Op vriend Jan was hoegenaamd niets aan te merken. Hij gedroeg zich bijzonder voorkomend en gaf er nimmer blijk van ook maar de geringste behoefte te koesteren om vadertje over Peter te willen spelen. En dat was maar goed ook, want Peter had allang uit de verhalen van klasgenoten begrepen dat het een enorm voordeel was géén vader te hebben op deze leeftijd: alle anderen hadden, áls ze bonje hadden thuis, bonje met hun vader.

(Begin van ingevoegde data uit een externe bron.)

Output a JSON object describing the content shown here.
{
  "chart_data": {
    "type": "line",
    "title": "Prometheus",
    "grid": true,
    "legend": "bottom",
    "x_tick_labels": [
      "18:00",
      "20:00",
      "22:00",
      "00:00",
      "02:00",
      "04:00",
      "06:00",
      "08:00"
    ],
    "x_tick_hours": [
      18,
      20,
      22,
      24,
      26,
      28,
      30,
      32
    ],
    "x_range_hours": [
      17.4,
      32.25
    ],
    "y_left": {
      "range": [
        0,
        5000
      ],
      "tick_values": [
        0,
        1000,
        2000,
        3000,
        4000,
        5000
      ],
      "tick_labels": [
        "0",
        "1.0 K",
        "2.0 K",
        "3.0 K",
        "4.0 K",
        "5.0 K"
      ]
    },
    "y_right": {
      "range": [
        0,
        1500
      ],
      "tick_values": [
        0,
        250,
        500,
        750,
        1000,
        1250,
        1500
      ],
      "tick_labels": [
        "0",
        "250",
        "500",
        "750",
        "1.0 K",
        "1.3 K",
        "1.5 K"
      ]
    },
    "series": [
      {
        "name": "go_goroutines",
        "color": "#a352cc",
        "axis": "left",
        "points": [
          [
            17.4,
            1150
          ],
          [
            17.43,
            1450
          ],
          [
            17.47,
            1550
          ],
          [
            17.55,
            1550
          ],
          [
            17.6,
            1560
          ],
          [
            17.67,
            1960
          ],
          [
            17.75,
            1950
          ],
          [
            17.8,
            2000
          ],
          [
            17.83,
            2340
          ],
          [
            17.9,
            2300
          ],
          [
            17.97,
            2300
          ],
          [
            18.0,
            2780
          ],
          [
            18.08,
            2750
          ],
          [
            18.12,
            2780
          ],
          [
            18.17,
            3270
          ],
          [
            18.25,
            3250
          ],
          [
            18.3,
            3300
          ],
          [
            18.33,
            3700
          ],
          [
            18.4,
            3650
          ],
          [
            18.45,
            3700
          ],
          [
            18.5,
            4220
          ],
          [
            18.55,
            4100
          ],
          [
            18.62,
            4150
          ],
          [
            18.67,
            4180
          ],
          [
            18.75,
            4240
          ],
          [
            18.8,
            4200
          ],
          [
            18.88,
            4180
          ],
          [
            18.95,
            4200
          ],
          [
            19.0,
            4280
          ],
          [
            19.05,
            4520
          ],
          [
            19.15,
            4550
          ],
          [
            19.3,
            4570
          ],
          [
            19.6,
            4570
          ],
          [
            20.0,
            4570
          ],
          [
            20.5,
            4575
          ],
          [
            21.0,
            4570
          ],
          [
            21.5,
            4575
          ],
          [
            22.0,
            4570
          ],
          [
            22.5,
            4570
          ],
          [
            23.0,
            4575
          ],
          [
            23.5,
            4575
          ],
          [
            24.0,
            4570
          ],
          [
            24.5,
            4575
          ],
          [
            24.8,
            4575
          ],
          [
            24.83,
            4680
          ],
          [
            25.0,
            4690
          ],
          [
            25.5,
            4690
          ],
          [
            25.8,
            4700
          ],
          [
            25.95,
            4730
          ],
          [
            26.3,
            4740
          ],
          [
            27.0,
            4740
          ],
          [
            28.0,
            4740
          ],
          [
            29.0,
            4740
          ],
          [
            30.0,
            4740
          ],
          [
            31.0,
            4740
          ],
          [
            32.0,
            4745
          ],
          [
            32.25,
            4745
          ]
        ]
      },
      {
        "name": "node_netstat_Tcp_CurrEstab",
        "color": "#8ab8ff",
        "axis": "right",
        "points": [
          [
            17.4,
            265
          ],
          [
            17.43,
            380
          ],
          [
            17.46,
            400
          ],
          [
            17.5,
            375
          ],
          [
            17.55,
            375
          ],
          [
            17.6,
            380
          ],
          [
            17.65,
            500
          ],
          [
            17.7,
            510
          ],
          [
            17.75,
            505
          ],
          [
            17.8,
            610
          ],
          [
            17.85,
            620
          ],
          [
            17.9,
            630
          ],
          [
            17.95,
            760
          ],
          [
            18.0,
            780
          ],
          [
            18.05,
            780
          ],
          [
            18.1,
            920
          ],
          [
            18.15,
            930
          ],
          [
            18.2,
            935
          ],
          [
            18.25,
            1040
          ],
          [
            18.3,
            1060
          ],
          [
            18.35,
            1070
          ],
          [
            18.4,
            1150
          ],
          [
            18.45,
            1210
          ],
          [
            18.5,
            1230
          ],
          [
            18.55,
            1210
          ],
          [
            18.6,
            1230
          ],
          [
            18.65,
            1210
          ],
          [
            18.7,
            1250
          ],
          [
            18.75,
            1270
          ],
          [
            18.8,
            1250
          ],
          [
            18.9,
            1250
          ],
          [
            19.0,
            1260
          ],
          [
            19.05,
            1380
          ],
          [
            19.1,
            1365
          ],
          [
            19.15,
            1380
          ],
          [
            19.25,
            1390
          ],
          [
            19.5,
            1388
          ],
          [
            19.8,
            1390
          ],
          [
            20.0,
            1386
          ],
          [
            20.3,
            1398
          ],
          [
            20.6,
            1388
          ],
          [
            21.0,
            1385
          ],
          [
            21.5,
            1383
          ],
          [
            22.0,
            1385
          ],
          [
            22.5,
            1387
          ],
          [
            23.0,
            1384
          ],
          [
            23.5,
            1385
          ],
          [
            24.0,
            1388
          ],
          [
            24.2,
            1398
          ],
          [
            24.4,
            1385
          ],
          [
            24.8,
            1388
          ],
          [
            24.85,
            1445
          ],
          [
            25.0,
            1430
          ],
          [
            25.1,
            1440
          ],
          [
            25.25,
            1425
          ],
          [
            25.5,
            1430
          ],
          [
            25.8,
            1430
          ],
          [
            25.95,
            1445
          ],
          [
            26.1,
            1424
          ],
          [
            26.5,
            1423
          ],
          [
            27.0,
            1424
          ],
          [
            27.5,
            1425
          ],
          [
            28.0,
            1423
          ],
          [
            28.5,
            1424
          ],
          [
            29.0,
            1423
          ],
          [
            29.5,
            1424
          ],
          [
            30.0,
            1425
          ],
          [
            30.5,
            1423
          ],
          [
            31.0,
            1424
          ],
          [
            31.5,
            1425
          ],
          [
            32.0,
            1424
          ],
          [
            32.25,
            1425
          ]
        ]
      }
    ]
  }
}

Alle ingrediënten voor een dikke waardering van vriend Jan waren dus aanwezig, zou je zo zeggen. Als hij alles tegenover elkaar afwoog, kon Peter eigenlijk niet anders dan tot een positieve beoordeling van dit Jan-tijdperk komen. En toch. En toch had hij, ook al zag hij zijn moeder veel liever zoals ze nu was dan vroeger, toch had hij vaag het gevoel alsof er iets onaanvaardbaars gebeurde; alsof hem iets tussen de vingers doorglipte; alsof hem iets werd afgepakt.
Op de een of andere manier was zijn moeder zijn moeder niet meer. Maar het was een bezwaar dat hij meende niet te mogen voelen, en dus schudde hij het van zich af en redeneerde het weg.